In-memory caching of intermediate data and active combining of data in shuffle buffers have been shown to be very effective in minimizing the re-computation and I/O cost in big data processing systems . However, it has also been widely reported that these techniques would create a large amount of long-living data objects in the heap. These generated objects may quickly saturate the garbage collector, especially when handling a large dataset, and hence, limit the scalability of the system.
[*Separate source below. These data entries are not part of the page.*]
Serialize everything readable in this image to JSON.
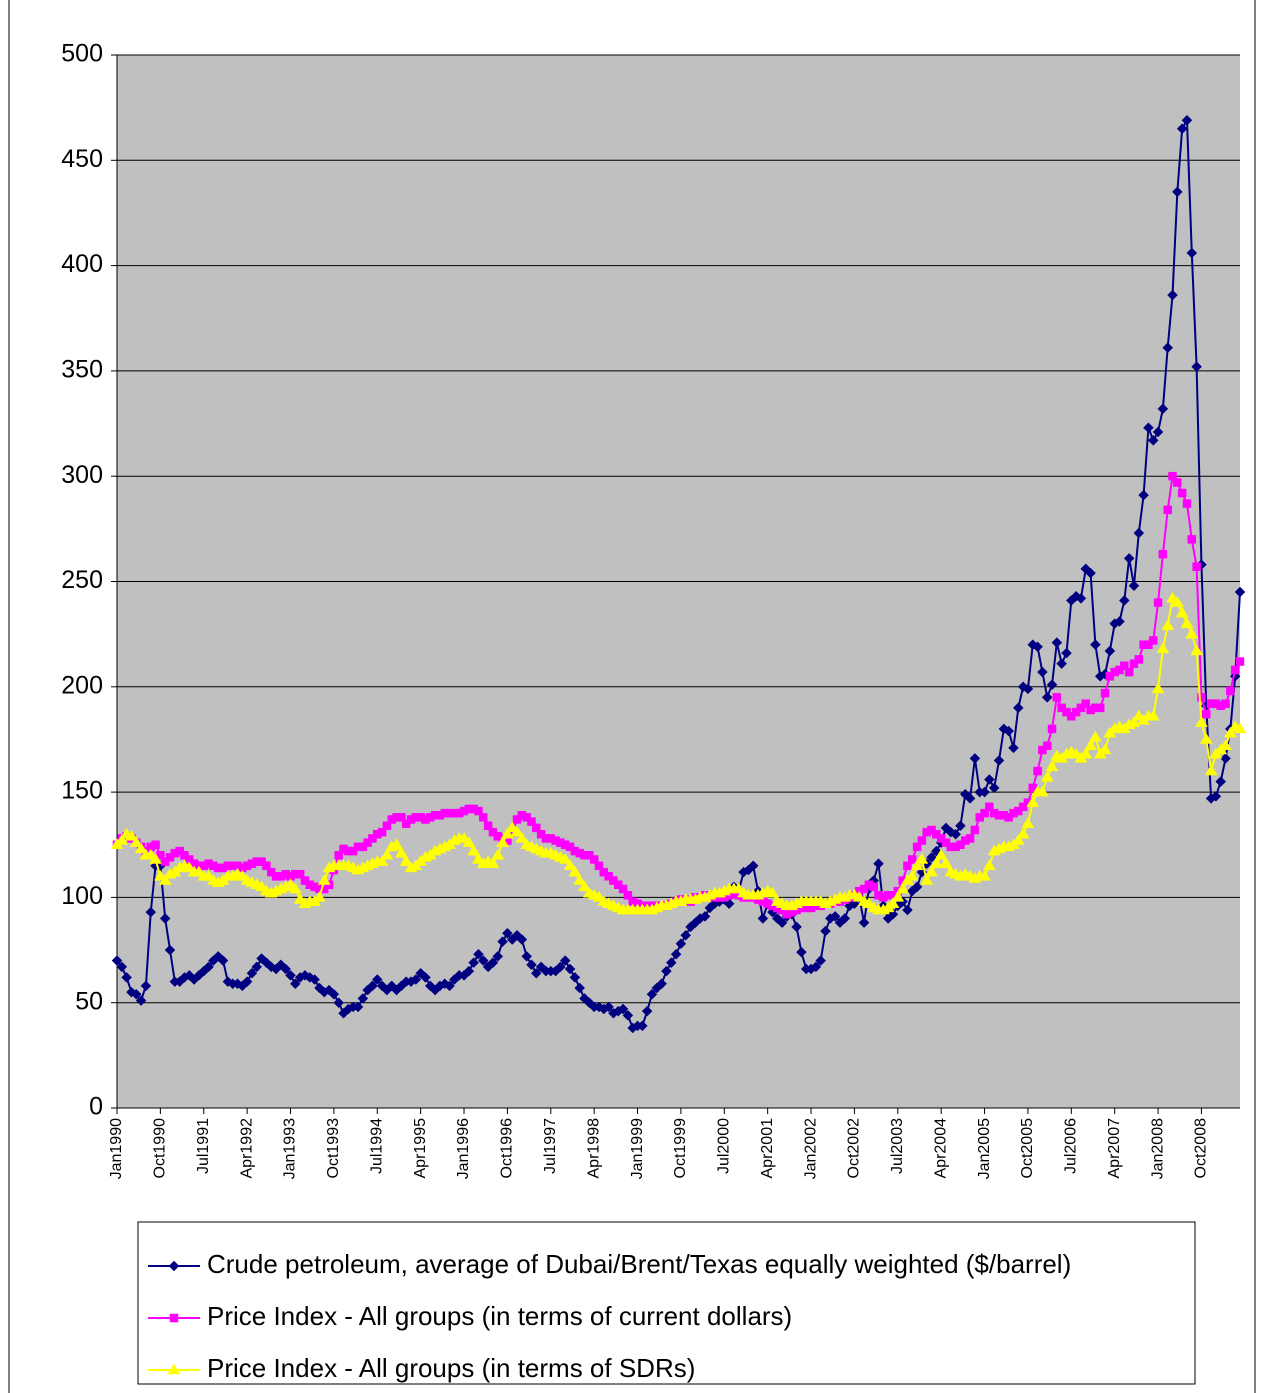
{
  "chart_data": {
    "type": "line",
    "categories": [
      "Jan1990",
      null,
      null,
      null,
      null,
      null,
      null,
      null,
      null,
      "Oct1990",
      null,
      null,
      null,
      null,
      null,
      null,
      null,
      null,
      "Jul1991",
      null,
      null,
      null,
      null,
      null,
      null,
      null,
      null,
      "Apr1992",
      null,
      null,
      null,
      null,
      null,
      null,
      null,
      null,
      "Jan1993",
      null,
      null,
      null,
      null,
      null,
      null,
      null,
      null,
      "Oct1993",
      null,
      null,
      null,
      null,
      null,
      null,
      null,
      null,
      "Jul1994",
      null,
      null,
      null,
      null,
      null,
      null,
      null,
      null,
      "Apr1995",
      null,
      null,
      null,
      null,
      null,
      null,
      null,
      null,
      "Jan1996",
      null,
      null,
      null,
      null,
      null,
      null,
      null,
      null,
      "Oct1996",
      null,
      null,
      null,
      null,
      null,
      null,
      null,
      null,
      "Jul1997",
      null,
      null,
      null,
      null,
      null,
      null,
      null,
      null,
      "Apr1998",
      null,
      null,
      null,
      null,
      null,
      null,
      null,
      null,
      "Jan1999",
      null,
      null,
      null,
      null,
      null,
      null,
      null,
      null,
      "Oct1999",
      null,
      null,
      null,
      null,
      null,
      null,
      null,
      null,
      "Jul2000",
      null,
      null,
      null,
      null,
      null,
      null,
      null,
      null,
      "Apr2001",
      null,
      null,
      null,
      null,
      null,
      null,
      null,
      null,
      "Jan2002",
      null,
      null,
      null,
      null,
      null,
      null,
      null,
      null,
      "Oct2002",
      null,
      null,
      null,
      null,
      null,
      null,
      null,
      null,
      "Jul2003",
      null,
      null,
      null,
      null,
      null,
      null,
      null,
      null,
      "Apr2004",
      null,
      null,
      null,
      null,
      null,
      null,
      null,
      null,
      "Jan2005",
      null,
      null,
      null,
      null,
      null,
      null,
      null,
      null,
      "Oct2005",
      null,
      null,
      null,
      null,
      null,
      null,
      null,
      null,
      "Jul2006",
      null,
      null,
      null,
      null,
      null,
      null,
      null,
      null,
      "Apr2007",
      null,
      null,
      null,
      null,
      null,
      null,
      null,
      null,
      "Jan2008",
      null,
      null,
      null,
      null,
      null,
      null,
      null,
      null,
      "Oct2008",
      null,
      null,
      null,
      null,
      null,
      null,
      null,
      null
    ],
    "series": [
      {
        "name": "Crude petroleum, average of Dubai/Brent/Texas equally weighted ($/barrel)",
        "color": "#000080",
        "marker": "diamond",
        "values": [
          70,
          67,
          62,
          55,
          54,
          51,
          58,
          93,
          115,
          115,
          90,
          75,
          60,
          60,
          62,
          63,
          61,
          63,
          65,
          67,
          70,
          72,
          70,
          60,
          59,
          59,
          58,
          60,
          64,
          67,
          71,
          69,
          67,
          66,
          68,
          66,
          63,
          59,
          62,
          63,
          62,
          61,
          57,
          55,
          56,
          54,
          50,
          45,
          47,
          48,
          48,
          52,
          56,
          58,
          61,
          58,
          56,
          58,
          56,
          58,
          60,
          60,
          61,
          64,
          62,
          58,
          56,
          58,
          59,
          58,
          61,
          63,
          63,
          65,
          69,
          73,
          70,
          67,
          69,
          72,
          79,
          83,
          80,
          82,
          80,
          72,
          68,
          64,
          67,
          65,
          65,
          65,
          67,
          70,
          66,
          62,
          57,
          52,
          50,
          48,
          48,
          47,
          48,
          45,
          46,
          47,
          44,
          38,
          39,
          39,
          46,
          54,
          57,
          59,
          65,
          69,
          73,
          78,
          82,
          86,
          88,
          90,
          91,
          95,
          97,
          98,
          99,
          97,
          105,
          103,
          112,
          113,
          115,
          103,
          90,
          97,
          93,
          90,
          88,
          91,
          92,
          86,
          74,
          66,
          66,
          67,
          70,
          84,
          90,
          91,
          88,
          90,
          96,
          97,
          100,
          88,
          104,
          108,
          116,
          96,
          90,
          92,
          96,
          98,
          94,
          103,
          105,
          112,
          116,
          119,
          122,
          126,
          133,
          131,
          130,
          134,
          149,
          147,
          166,
          150,
          150,
          156,
          152,
          165,
          180,
          179,
          171,
          190,
          200,
          199,
          220,
          219,
          207,
          195,
          201,
          221,
          211,
          216,
          241,
          243,
          242,
          256,
          254,
          220,
          205,
          206,
          217,
          230,
          231,
          241,
          261,
          248,
          273,
          291,
          323,
          317,
          321,
          332,
          361,
          386,
          435,
          465,
          469,
          406,
          352,
          258,
          191,
          147,
          148,
          155,
          166,
          180,
          205,
          245
        ]
      },
      {
        "name": "Price Index - All groups (in terms of current dollars)",
        "color": "#ff00ff",
        "marker": "square",
        "values": [
          125,
          128,
          129,
          128,
          126,
          124,
          122,
          124,
          125,
          120,
          117,
          119,
          121,
          122,
          120,
          118,
          116,
          115,
          115,
          116,
          115,
          114,
          114,
          115,
          115,
          115,
          114,
          115,
          116,
          117,
          117,
          115,
          112,
          110,
          110,
          111,
          110,
          111,
          111,
          108,
          106,
          105,
          104,
          104,
          106,
          113,
          120,
          123,
          122,
          122,
          124,
          124,
          126,
          128,
          130,
          131,
          134,
          137,
          138,
          138,
          135,
          137,
          138,
          138,
          137,
          138,
          139,
          139,
          140,
          140,
          140,
          140,
          141,
          142,
          142,
          141,
          138,
          134,
          131,
          129,
          128,
          127,
          131,
          137,
          139,
          138,
          136,
          133,
          130,
          128,
          128,
          127,
          126,
          125,
          124,
          122,
          121,
          120,
          120,
          118,
          115,
          112,
          110,
          108,
          106,
          104,
          101,
          98,
          97,
          96,
          96,
          96,
          96,
          96,
          96,
          97,
          98,
          99,
          99,
          98,
          100,
          100,
          101,
          101,
          100,
          100,
          100,
          101,
          102,
          101,
          100,
          100,
          100,
          99,
          98,
          97,
          96,
          95,
          94,
          92,
          93,
          94,
          95,
          95,
          95,
          96,
          96,
          97,
          97,
          98,
          98,
          99,
          100,
          101,
          103,
          104,
          106,
          105,
          101,
          100,
          101,
          101,
          103,
          108,
          115,
          118,
          124,
          127,
          131,
          132,
          130,
          128,
          126,
          124,
          124,
          125,
          127,
          128,
          132,
          138,
          140,
          143,
          140,
          139,
          139,
          138,
          140,
          141,
          143,
          145,
          152,
          160,
          170,
          172,
          180,
          195,
          190,
          188,
          186,
          188,
          190,
          192,
          189,
          190,
          190,
          197,
          205,
          207,
          208,
          210,
          207,
          211,
          213,
          220,
          220,
          222,
          240,
          263,
          284,
          300,
          297,
          292,
          287,
          270,
          257,
          195,
          187,
          192,
          192,
          191,
          192,
          198,
          208,
          212
        ]
      },
      {
        "name": "Price Index - All groups (in terms of SDRs)",
        "color": "#ffff00",
        "marker": "triangle",
        "values": [
          125,
          127,
          130,
          129,
          126,
          123,
          120,
          120,
          118,
          110,
          108,
          111,
          112,
          114,
          115,
          114,
          112,
          112,
          110,
          110,
          108,
          107,
          108,
          110,
          110,
          111,
          110,
          108,
          107,
          106,
          105,
          103,
          102,
          103,
          104,
          105,
          106,
          104,
          99,
          97,
          98,
          98,
          100,
          108,
          114,
          115,
          115,
          115,
          115,
          114,
          113,
          114,
          115,
          116,
          117,
          117,
          120,
          124,
          125,
          121,
          117,
          114,
          115,
          117,
          119,
          120,
          122,
          123,
          124,
          125,
          127,
          128,
          128,
          126,
          122,
          118,
          116,
          117,
          116,
          120,
          126,
          130,
          133,
          131,
          128,
          125,
          124,
          123,
          122,
          121,
          121,
          120,
          119,
          118,
          115,
          112,
          108,
          105,
          102,
          101,
          100,
          98,
          97,
          96,
          95,
          94,
          94,
          94,
          94,
          94,
          94,
          94,
          95,
          96,
          96,
          97,
          98,
          98,
          99,
          99,
          99,
          100,
          100,
          101,
          102,
          102,
          103,
          104,
          104,
          104,
          102,
          101,
          101,
          101,
          102,
          103,
          102,
          98,
          97,
          96,
          96,
          97,
          98,
          98,
          98,
          98,
          98,
          97,
          98,
          99,
          100,
          100,
          101,
          101,
          100,
          98,
          97,
          95,
          94,
          94,
          95,
          97,
          100,
          104,
          108,
          110,
          115,
          118,
          108,
          112,
          116,
          120,
          116,
          112,
          111,
          110,
          111,
          110,
          109,
          110,
          110,
          115,
          122,
          123,
          124,
          124,
          125,
          127,
          130,
          135,
          145,
          150,
          150,
          157,
          162,
          167,
          166,
          168,
          169,
          168,
          166,
          168,
          172,
          176,
          168,
          170,
          178,
          180,
          181,
          180,
          182,
          183,
          186,
          184,
          186,
          186,
          199,
          218,
          229,
          242,
          240,
          235,
          230,
          225,
          217,
          183,
          175,
          160,
          168,
          170,
          172,
          178,
          181,
          180
        ]
      }
    ],
    "ylim": [
      0,
      500
    ],
    "yticks": [
      0,
      50,
      100,
      150,
      200,
      250,
      300,
      350,
      400,
      450,
      500
    ],
    "grid": true,
    "legend": "bottom"
  }
}
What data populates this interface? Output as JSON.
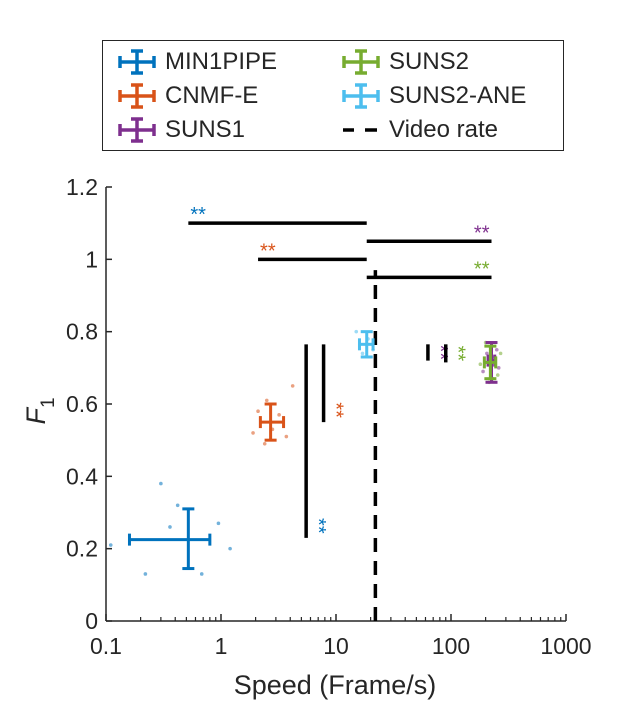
{
  "chart_data": {
    "type": "scatter",
    "xlabel": "Speed (Frame/s)",
    "ylabel": "F",
    "ylabel_subscript": "1",
    "x_scale": "log",
    "xlim": [
      0.1,
      1000
    ],
    "ylim": [
      0,
      1.2
    ],
    "x_ticks": [
      "0.1",
      "1",
      "10",
      "100",
      "1000"
    ],
    "y_ticks": [
      "0",
      "0.2",
      "0.4",
      "0.6",
      "0.8",
      "1",
      "1.2"
    ],
    "legend": {
      "placement": "top",
      "columns": 2
    },
    "series": [
      {
        "name": "MIN1PIPE",
        "color": "#0072BD",
        "x": 0.52,
        "x_err": [
          0.16,
          0.8
        ],
        "y": 0.225,
        "y_err": [
          0.145,
          0.31
        ],
        "points": [
          [
            0.11,
            0.21
          ],
          [
            0.22,
            0.13
          ],
          [
            0.3,
            0.38
          ],
          [
            0.36,
            0.26
          ],
          [
            0.42,
            0.32
          ],
          [
            0.68,
            0.13
          ],
          [
            0.95,
            0.27
          ],
          [
            1.2,
            0.2
          ]
        ]
      },
      {
        "name": "CNMF-E",
        "color": "#D95319",
        "x": 2.7,
        "x_err": [
          2.2,
          3.5
        ],
        "y": 0.55,
        "y_err": [
          0.5,
          0.6
        ],
        "points": [
          [
            1.9,
            0.52
          ],
          [
            2.1,
            0.58
          ],
          [
            2.4,
            0.49
          ],
          [
            2.8,
            0.53
          ],
          [
            3.2,
            0.57
          ],
          [
            3.7,
            0.51
          ],
          [
            4.2,
            0.65
          ],
          [
            2.5,
            0.61
          ]
        ]
      },
      {
        "name": "SUNS1",
        "color": "#7E2F8E",
        "x": 225,
        "x_err": [
          210,
          240
        ],
        "y": 0.72,
        "y_err": [
          0.66,
          0.77
        ],
        "points": [
          [
            190,
            0.69
          ],
          [
            205,
            0.74
          ],
          [
            230,
            0.67
          ],
          [
            250,
            0.75
          ],
          [
            260,
            0.7
          ]
        ]
      },
      {
        "name": "SUNS2",
        "color": "#77AC30",
        "x": 220,
        "x_err": [
          195,
          245
        ],
        "y": 0.715,
        "y_err": [
          0.67,
          0.76
        ],
        "points": [
          [
            180,
            0.71
          ],
          [
            200,
            0.77
          ],
          [
            215,
            0.66
          ],
          [
            240,
            0.73
          ],
          [
            255,
            0.68
          ],
          [
            270,
            0.74
          ]
        ]
      },
      {
        "name": "SUNS2-ANE",
        "color": "#4DBEEE",
        "x": 18.5,
        "x_err": [
          16,
          21
        ],
        "y": 0.765,
        "y_err": [
          0.73,
          0.8
        ],
        "points": [
          [
            15,
            0.8
          ],
          [
            17,
            0.74
          ],
          [
            19,
            0.78
          ],
          [
            21,
            0.75
          ]
        ]
      },
      {
        "name": "Video rate",
        "color": "#000000",
        "x": 22,
        "style": "dashed-vertical"
      }
    ],
    "significance": [
      {
        "label": "**",
        "color": "#0072BD",
        "type": "horizontal",
        "x": [
          0.52,
          18.5
        ],
        "y": 1.1
      },
      {
        "label": "**",
        "color": "#D95319",
        "type": "horizontal",
        "x": [
          2.1,
          18.5
        ],
        "y": 1.0
      },
      {
        "label": "**",
        "color": "#7E2F8E",
        "type": "horizontal",
        "x": [
          18.5,
          225
        ],
        "y": 1.05
      },
      {
        "label": "**",
        "color": "#77AC30",
        "type": "horizontal",
        "x": [
          18.5,
          225
        ],
        "y": 0.95
      },
      {
        "label": "**",
        "color": "#0072BD",
        "type": "vertical",
        "x": 5.5,
        "y": [
          0.23,
          0.765
        ]
      },
      {
        "label": "**",
        "color": "#D95319",
        "type": "vertical",
        "x": 7.8,
        "y": [
          0.55,
          0.765
        ]
      },
      {
        "label": "**",
        "color": "#7E2F8E",
        "type": "vertical",
        "x": 63,
        "y": [
          0.72,
          0.765
        ]
      },
      {
        "label": "**",
        "color": "#77AC30",
        "type": "vertical",
        "x": 90,
        "y": [
          0.715,
          0.765
        ]
      }
    ]
  },
  "legend": {
    "items": [
      {
        "name": "MIN1PIPE",
        "color": "#0072BD",
        "kind": "errorbar"
      },
      {
        "name": "CNMF-E",
        "color": "#D95319",
        "kind": "errorbar"
      },
      {
        "name": "SUNS1",
        "color": "#7E2F8E",
        "kind": "errorbar"
      },
      {
        "name": "SUNS2",
        "color": "#77AC30",
        "kind": "errorbar"
      },
      {
        "name": "SUNS2-ANE",
        "color": "#4DBEEE",
        "kind": "errorbar"
      },
      {
        "name": "Video rate",
        "color": "#000000",
        "kind": "dashed"
      }
    ]
  }
}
To eliminate this problem, we propose a lifetime-based memory management framework, which, by automatically analyzing the user-defined functions and data types, obtains the expected lifetime of the data objects, and then allo cates and releases memory space accordingly to minimize the garbage collection overhead. In particular, we present Deca, a concrete implementation of our proposal on top of Spark, which transparently decomposes and groups objects with similar lifetimes into byte arrays and releases their space altogether when their lifetimes come to an end. When systems are processing very large data, Deca also provides field-oriented memory pages to ensure high compression efficiency.